Well, this description isn't really theologically sound. It's just a description atheists invent and pretend Christians believe in order to bolster their own beliefs.
Eternal punishment is a habitual state of mind. Like an alcoholic or a drug addict. The alcohol and drugs are just a symbolic outwards representation of the torment they feel inside. Some people escape from this vicious cycle and others never change until the day they die. That's a worldly reflection of what eternal torment would be. Nobody is "inflicting torment" on the alcoholic except himself. Now you imagine just extending that lifespan 50, 500, 1,000, 2,000 years. There are people, regardless of how much time they have, who would simply never come back from the debauchery and destruction they've created. It would only get worse and darker as time goes on.
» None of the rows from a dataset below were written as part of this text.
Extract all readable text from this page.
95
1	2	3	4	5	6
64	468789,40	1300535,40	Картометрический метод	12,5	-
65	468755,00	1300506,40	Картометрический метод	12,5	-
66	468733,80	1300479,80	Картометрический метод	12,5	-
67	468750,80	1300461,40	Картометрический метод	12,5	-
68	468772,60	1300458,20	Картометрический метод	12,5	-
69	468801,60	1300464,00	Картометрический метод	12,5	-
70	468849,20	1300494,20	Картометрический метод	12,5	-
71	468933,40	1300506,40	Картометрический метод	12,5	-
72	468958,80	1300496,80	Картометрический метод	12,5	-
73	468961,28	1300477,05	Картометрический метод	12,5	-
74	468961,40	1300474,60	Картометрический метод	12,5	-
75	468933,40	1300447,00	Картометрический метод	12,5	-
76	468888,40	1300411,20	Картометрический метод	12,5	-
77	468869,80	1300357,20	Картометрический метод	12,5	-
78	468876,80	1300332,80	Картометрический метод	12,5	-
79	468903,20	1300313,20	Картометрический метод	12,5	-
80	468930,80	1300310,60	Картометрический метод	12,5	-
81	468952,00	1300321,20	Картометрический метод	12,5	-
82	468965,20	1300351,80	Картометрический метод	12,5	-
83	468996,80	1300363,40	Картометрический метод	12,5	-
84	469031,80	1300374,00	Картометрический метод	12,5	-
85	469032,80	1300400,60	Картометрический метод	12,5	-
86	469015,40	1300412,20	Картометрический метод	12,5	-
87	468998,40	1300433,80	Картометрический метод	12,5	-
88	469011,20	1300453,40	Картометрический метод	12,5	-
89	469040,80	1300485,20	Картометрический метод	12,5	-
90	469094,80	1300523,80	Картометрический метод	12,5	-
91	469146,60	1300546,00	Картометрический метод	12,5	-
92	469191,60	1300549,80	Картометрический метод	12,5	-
It's like that Robin Williams movie "What Dreams May Come". After his kids die, he dies later on, and then his wife falls into a spiral of depression and kills herself. In the afterlife she's alone in a hell of her own making, trapped in a feedback loop of torment that she created within her own mind. The door is there and open but she never leaves or walks through it. It's no different than the real world. People who suffer in this way, the door is always there and open and many just never walk through it.
It's a literal state of perpetual insanity that's easily observable in our world today.
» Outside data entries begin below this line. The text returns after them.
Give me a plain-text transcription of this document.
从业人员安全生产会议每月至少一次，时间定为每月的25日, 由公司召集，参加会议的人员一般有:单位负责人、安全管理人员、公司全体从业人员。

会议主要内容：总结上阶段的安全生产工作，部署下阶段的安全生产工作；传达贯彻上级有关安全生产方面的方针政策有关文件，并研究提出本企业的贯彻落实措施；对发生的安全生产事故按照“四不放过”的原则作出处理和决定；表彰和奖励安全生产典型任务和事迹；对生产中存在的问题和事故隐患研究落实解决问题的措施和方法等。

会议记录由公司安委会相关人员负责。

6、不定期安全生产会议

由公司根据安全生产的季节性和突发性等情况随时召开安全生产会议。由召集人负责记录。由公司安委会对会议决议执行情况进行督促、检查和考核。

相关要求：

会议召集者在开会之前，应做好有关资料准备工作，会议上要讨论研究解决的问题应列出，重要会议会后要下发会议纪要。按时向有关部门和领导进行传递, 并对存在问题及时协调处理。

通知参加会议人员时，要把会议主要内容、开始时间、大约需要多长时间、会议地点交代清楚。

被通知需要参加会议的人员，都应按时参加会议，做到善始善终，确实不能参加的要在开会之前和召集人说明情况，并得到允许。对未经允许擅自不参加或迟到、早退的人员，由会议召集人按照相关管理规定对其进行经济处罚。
That's an interesting take on classical imagery. We know Hell is a borrowed term and Sheol was the term Christ used, which was the territory of unclaimed graves, meant as a general metaphor for death. So Yeshua Yosephson never preached of Dante's Inferno, but we work with the theology we're taught and this mannachian Zoroastrian patchwork of Catholicism turned evangelical gospel via KJV is what Christianity is to most people in the world.
We know Hell is a borrowed term and Sheol was the term Christ used
Well, no. You can make this argument about the Torah, but in the NT for example you have the story of Lazarus, the rich man goes to Hades (not Sheol) a place of torment where he is "tormented in this flame" (described in other sections of the NT as a place where "the worms don't die", and many other examples), while Lazarus goes to the Bosom of Abraham. This is thought to be some sort of a purgatory, since nobody could enter into Heaven until Christ. So this is actually pretty clear imagery laid out regarding heaven and hell (the existence of it, anyways).
But it is a valid observation for the Torah, which most people aren't aware of. So that's cool you know that. I appreciate the intelligent critique.
This isn't what Christianity is to a lot of people (evangelicals etc) but that's mainly because they don't care about philosophy. Like, at all. So it's really just a vague understanding that when you die you go somewhere that isn't good. Not really a firm conviction about what that actually means.
Protestantism is a system of pretty much continuously reinventing the wheel since there's no top-down authority, so it's not necessarily that they don't believe it but that they're only able to get to step 3 when this is step 15. I'm an Orthodox Christian, these ideas were formulated over the course of 1,000+ years. It's the culmination of many brilliant minds devoting their entire lives to the pursuit of truth, exchanging ideas, deliberating. That's pretty hard to compete with by just...getting together with a bunch of other pals who believe in Christ, chatting about it and maybe starting a blog or reading a few books from contemporary authors.
I have yet to receive any pushback from other Christians about this though. They think it's great and insightful. It would be incredibly difficult to find a Christian who would hear what I said and be like "ummm no, fuck you. Hell is literally a torture chamber where God sits there stabbing you in the face for eternity". I would have trouble trying to find one. I mean, even for that matter I have trouble finding atheists who find what I'm saying problematic (conceptually, of course). It's pretty sensible and obvious once you hear it. I really don't know why this understanding went by the wayside.
TL;DR It's less that they believe something contradictory to what I'm saying and more that the wisdom and knowledge of our ancestors has been entirely erased. Which is sad.
I respect Orthodox Christianity. I read Staniloe's Orthodox Spirituality and found it deeply insightful. While I can't say I understood it, I found it more valuable than most Abrahamic cults and if you're following Christ you might as well join His church, not the pagan syncretists (Catholics) and book worshipers (Protestants).
That said, if we're tracing the genealogy of ideas, Yeshua and the Gospel writers studied the Septuagint as well as other Hellenistic works (Gospel writers are highly educated in Greek literary and theatrical form). While the immortal soul is hard to find in the Hebrew texts, as Israel's soul is it's material wealth and people, it is not hard to find in Plato and Plutinous. So through the bastard son of god we get bastardized hybrid of Greek and Hebrew thought, just what a Roman occupied middle eastern territory needed to adapt to the humiliation of being conquered once again.
If the Orthodox aesthetic appeals to you, I'm glad you found your bliss on this rock of suffering and agony. If Hell is life without god, then I'll say even Hell has its moments. It's not all bad.
There's meaning and joy to be found outside Yeshua's Ultimatum. We're not all Waiting for Godot and that's Ok. If God wants to judge me for using my mind to come to my own conclusions, I'll accept that. In the meantime, I think Epicurious was right. If there is a god, they don't intervene, so pay them no mind.